2007-04-09

"As formigas", Boris Vian (I)

Chegámos esta manhã e fomos mal recebidos porque na praia não estava ninguém, só uma porção de tipos mortos ou bocados de tipos, tanques e camiões desfeitos. Um pouco de todo o lado apareciam balas, numa destas confusões que não me agradam muito. Saltámos para a água, mas era mais funda do que parecia e escorreguei numa lata de conservas. Um balásio que nos mandaram levou três quartos da cara ao tipo que ia mesmo mesmo atrás de mim, e guardei a lata de conservas como recordação. Meti os bocados da cara no capacete e ofereci-lhos, o tipo foi-se dali para fazer o curativo mas parece que escolheu mau caminho porque se meteu pela água até quase não ter pé, e não acredito que pudesse ver o fundo de forma a não ficar perdido.
Eu sim, corri para onde devia, mas não me livrei de levar com uma perna nas trombas. Apeteceu-me dizer umas boas ao tipo, mas a mina só tinha deixado uns bocados nada fáceis de encaixar; por isso não lhe liguei e lá fui andando.
Dez metros adiante juntei-me a três outros tipos que estavam atrás de um bloco de betão a dar tiros à esquina de um muro que havia mais acima.
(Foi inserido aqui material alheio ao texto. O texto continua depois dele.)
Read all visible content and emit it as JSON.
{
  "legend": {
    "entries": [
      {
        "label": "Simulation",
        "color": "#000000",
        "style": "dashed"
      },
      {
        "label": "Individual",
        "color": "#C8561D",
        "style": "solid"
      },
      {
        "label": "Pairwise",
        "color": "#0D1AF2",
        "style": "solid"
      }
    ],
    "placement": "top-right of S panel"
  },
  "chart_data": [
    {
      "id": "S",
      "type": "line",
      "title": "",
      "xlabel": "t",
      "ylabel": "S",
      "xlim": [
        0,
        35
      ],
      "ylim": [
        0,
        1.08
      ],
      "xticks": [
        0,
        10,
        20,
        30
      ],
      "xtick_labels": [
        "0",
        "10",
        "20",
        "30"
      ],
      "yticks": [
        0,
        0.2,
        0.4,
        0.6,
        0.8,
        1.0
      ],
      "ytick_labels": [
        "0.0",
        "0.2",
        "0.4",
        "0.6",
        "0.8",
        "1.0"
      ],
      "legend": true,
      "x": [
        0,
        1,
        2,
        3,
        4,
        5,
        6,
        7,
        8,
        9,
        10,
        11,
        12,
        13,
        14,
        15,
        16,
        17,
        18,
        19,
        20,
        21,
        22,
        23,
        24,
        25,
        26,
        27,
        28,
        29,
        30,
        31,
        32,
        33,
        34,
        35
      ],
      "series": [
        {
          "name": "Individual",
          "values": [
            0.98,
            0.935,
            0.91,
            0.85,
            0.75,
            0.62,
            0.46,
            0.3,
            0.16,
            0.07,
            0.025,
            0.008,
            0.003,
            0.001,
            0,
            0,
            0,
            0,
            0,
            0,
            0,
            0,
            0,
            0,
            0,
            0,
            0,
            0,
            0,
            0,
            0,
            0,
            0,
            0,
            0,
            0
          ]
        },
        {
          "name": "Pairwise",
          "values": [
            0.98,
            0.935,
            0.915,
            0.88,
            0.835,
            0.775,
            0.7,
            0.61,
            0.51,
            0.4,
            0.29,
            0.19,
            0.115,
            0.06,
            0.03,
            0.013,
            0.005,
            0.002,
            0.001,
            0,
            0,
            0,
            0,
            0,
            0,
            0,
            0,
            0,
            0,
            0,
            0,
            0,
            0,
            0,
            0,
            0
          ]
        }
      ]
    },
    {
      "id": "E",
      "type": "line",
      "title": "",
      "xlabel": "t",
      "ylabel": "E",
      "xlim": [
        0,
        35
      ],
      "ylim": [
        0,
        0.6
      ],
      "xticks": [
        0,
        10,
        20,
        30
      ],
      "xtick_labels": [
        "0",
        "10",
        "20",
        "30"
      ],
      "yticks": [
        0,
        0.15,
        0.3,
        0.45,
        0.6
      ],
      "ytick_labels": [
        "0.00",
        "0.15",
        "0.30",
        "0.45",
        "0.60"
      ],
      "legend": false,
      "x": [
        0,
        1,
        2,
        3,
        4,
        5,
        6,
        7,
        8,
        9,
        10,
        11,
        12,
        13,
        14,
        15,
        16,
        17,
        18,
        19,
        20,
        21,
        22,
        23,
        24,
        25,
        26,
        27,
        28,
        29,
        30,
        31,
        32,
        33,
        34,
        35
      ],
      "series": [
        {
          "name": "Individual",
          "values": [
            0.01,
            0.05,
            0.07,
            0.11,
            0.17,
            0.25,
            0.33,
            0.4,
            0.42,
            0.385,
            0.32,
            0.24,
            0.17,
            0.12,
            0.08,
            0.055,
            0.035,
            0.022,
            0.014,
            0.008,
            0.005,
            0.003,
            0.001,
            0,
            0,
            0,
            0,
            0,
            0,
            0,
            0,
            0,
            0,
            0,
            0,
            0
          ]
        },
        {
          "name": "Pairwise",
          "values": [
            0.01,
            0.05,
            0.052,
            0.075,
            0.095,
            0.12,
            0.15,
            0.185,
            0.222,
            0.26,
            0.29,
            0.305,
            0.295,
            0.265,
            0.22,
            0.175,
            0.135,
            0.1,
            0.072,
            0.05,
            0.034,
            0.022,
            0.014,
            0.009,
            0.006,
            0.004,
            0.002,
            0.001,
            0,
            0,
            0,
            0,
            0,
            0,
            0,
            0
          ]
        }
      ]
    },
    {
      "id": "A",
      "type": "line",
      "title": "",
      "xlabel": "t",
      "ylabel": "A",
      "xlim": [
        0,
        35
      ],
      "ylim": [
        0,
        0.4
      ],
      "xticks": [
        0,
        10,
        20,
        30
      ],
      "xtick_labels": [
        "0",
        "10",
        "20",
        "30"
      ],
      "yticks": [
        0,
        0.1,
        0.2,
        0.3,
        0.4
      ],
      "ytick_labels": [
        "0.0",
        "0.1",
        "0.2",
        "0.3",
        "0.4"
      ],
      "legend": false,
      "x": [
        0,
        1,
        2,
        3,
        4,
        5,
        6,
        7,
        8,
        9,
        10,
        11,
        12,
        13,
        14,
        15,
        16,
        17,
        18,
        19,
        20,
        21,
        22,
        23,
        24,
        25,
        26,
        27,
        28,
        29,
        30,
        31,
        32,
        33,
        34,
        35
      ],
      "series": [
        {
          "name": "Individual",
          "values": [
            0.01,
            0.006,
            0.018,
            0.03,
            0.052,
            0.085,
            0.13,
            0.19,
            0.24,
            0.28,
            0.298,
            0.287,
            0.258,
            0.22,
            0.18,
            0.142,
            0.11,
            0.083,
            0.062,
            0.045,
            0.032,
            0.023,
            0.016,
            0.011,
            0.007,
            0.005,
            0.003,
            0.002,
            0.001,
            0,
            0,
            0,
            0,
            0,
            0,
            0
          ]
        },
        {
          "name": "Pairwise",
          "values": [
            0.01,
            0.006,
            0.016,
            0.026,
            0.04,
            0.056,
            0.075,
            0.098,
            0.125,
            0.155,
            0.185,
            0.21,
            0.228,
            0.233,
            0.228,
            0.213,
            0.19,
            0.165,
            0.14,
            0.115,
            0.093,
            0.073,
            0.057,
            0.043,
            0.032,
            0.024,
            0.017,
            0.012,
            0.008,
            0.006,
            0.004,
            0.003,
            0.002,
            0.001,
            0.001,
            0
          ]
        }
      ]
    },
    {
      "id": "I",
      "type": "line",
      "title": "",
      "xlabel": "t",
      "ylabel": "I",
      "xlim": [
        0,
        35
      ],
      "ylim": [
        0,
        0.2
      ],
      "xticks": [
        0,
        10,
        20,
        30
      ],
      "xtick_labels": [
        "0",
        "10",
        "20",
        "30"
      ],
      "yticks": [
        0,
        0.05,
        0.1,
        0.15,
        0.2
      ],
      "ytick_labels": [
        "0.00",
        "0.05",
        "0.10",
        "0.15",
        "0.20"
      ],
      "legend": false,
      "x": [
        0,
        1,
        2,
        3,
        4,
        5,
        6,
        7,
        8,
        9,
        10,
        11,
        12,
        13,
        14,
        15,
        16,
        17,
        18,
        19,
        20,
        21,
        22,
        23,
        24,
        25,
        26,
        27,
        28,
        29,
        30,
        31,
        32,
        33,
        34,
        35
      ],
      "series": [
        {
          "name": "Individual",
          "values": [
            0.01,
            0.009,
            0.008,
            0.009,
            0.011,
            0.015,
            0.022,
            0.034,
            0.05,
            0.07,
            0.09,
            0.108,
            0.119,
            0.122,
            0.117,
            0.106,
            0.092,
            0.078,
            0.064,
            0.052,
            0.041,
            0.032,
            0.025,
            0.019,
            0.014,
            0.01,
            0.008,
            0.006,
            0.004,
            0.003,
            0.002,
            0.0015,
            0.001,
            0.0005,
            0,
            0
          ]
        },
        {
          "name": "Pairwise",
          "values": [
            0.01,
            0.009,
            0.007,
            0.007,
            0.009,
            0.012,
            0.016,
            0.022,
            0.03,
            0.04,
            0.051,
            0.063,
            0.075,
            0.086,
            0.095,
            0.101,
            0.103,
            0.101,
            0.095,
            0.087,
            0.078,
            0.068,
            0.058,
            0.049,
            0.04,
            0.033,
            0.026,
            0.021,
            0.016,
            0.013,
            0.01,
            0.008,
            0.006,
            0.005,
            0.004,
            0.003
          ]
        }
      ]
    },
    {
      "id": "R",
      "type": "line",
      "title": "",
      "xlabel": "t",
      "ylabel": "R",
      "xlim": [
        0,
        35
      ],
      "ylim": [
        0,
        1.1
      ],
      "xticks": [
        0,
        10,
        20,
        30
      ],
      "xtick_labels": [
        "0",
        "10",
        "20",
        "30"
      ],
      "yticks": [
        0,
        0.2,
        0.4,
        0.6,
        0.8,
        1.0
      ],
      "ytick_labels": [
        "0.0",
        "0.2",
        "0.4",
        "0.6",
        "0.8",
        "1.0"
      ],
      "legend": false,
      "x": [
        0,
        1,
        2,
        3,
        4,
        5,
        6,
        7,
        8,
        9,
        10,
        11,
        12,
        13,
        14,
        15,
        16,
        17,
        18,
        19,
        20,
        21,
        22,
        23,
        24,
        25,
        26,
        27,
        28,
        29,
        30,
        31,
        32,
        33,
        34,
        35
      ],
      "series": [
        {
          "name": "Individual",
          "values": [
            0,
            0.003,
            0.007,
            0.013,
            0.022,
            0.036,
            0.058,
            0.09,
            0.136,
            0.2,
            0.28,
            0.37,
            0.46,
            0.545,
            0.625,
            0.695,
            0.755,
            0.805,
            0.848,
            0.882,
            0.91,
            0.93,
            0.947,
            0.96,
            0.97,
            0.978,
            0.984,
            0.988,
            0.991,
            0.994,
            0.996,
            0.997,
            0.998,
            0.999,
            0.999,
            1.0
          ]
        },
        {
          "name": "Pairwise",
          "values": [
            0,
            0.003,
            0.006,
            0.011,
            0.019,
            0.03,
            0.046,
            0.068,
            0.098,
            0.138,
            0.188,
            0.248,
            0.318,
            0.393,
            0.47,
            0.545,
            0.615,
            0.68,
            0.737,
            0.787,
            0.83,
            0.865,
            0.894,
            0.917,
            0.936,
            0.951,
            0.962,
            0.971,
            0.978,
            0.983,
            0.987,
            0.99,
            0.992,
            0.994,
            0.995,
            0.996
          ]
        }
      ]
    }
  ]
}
Suavam muito, estavam num pinto e eu devia estar na mesma, ajoelhei-me e também desatei aos tiros. O tenente apareceu agarrado à cabeça e a escorrer-me encarnado da boca. Vinha com cara de poucos amigos e estendeu-se logo na areia, de boca aberta e braços para a frente. Boa porcaria a areia deve ter ficado. Era dos poucos lugares que ainda se mantinha limpo.
Dali, o nosso barco encalhado começou por ter ar de uma coisa muito estúpida, e depois, quando lhe acertaram duas granadas, nem ar de barco já tinha. Não foi coisa que me caísse bem porque dentro dele ainda havia dois amigos a tentarem levantar-se, para saltarem mais as balas que lhes tinham acertado. Bati no ombro dos três que andavam aos tiros comigo, e disse: «Venham daí, vamos lá.» Claro que os mandei à frente, e foi coisa bem topada porque ao primeiro e ao segundo nem alma se lhes aproveitou com os fogachos que os outros dois nos mandavam, e à minha frente só restava um, pobre rapaz sem sorte nenhuma, pois mal dera cabo do mais bera já o outro arranjava maneira de o matar, antes de eu poder tratar-lhe da saúde.
Aquele par de sacanas tinha uma metralhadora e cartuchos em barda, atrás da esquina do muro. Apontei a metralhadora para o lado oposto, carreguei a fundo naquilo mas tive que parar logo porque me dava cabo dos ouvidos e encravou. Devem-nas regular para não dispararem na direcção errada.
Ali estava-se a bem dizer sossegado. Do alto da praia podia gozar-se o panorama. No mar era um fumo dos diabos e a água dava espirros muito altos. Também se viam os clarões das salvas dos grandes couraçados, e as bombas passavam por cima da minha cabeça com um barulho esquisito e abafado como o som grave de um cilindro, na guita pelo ar fora.